The Particular Trauma of Working for an Airline During a Disaster

For flight attendants, whose job it is to take to the skies several times a week or even multiple times a day, the aftermath of a tragedy like last week's crash in Ukraine can be excruciating. And, in the case of MH17, says Jeffrey M. Lating, a professor of psychology at Loyola University Maryland who studied how flight attendants coped following 9/11, the particulars of the crash—the second in one year for the same airline, and the result of human action—may make it all the more difficult.

Lating says that the lifetime prevalence rate of posttraumatic stress disorder (PTSD) is around 10 percent, though that can vary given the type of vocation (e.g., military, police, and firefighters frequently have higher-than-average PTSD rates) and type of incident (rape and torture produce PTSD at greater rates than other types of trauma). When researchers looked at rescue workers at the site of the Oklahoma City bombing, Lating told me, they found rates of probable PTSD at around 13 percent.

For flight attendants who worked at American Airlines on 9/11, the rates were even higher—just over 18 percent. This number is so high, Lating says, it is comparable to the rates seen among people living south of Canal Street in Manhattan, the neighborhoods closest to Ground Zero.

Lating and his colleagues found no statistical difference in probable PTSD rates between West Coast flight attendants and East Coasters, who were much more likely to have known the flight attendants killed on 9/11. For flight attendants, it seems that the trauma they experience following a crash comes not only from the loss and tragedy itself, but also from a deep sense of vulnerability. A follow-up study in 2006 found similarly high rates of probable PTSD at another airline, further suggesting that "it didn't matter what airline you worked for," says Lating. "The virulent factor in this was, 'I wonder if I could possibly be next.' "

"I think that part of the difference, one potential difference, is that, for rescue workers in Oklahoma City, the threat was probably gone at that point," Lating speculates. "But when we were assessing flight attendants, close to nine months after the event, they still may have felt that they could be next."

Those fears can make just doing one's job as a flight attendant incredibly challenging. Many suffering from PTSD try to avoid sights and triggers that recall the initial trauma. But for flight attendants, those reminders are unavoidable, part of the work itself. To have to work through that anxiety, all the while servicing others and maintaining a sense of calm on a flight—"you could imagine how uncomfortable that would be," Lating says.

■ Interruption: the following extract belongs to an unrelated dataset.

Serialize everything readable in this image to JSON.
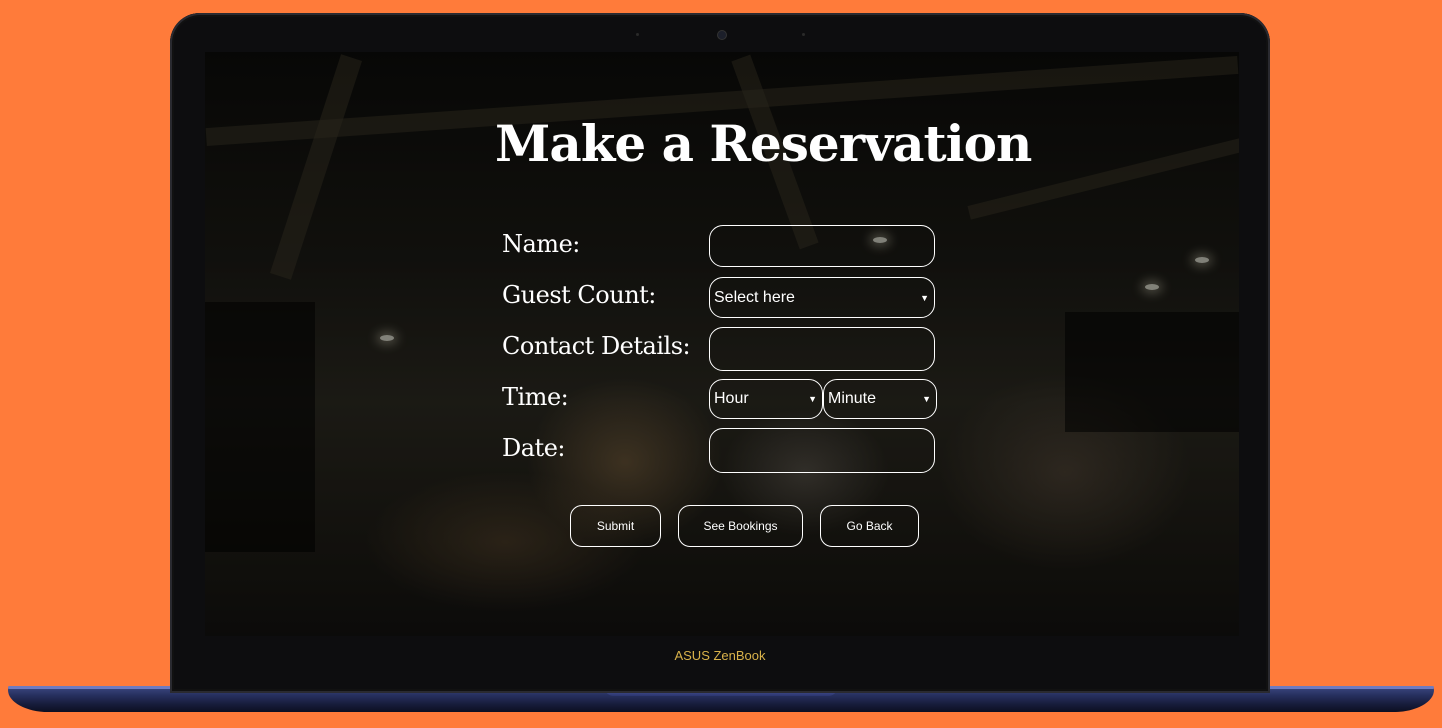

All of this would be present following any air disaster, but Lating suspects that crashes that result from human agency—acts of terrorism or war—"are potentially more psychologically pathogenic" because they seem to have an even greater effect on people's sense of vulnerability.

"One of the interesting things that we were told, anecdotally, by some of the flight attendants from 9/11, was that they considered themselves to be on the weapon of mass destruction," he said. That feeling, of the plane itself being "an intended target," would make people feel even more at risk.

To make matters worse, in this instance, is that this comes as the second major tragedy for Malaysia Airlines this year. Lating says that there can be a "dose-response relationship"—that the more you are exposed to something, the greater the chance of a certain response. Two tragedies in such close proximity may have compounding effects and lead to even greater rates of PTSD. How will the timing of this second crash affect flight attendants? Will PTSD rates be higher for those who work at Malaysia Airlines specifically? Those are empirical questions, Lating says, that can be answered down the road.

Lating says that at work in the fallout from a disaster is what some researchers call "the iceberg effect"—as he describes it, "that oftentimes there are more psychological than physical casualties."

"I think," he says, "that we need to try to be aware of that."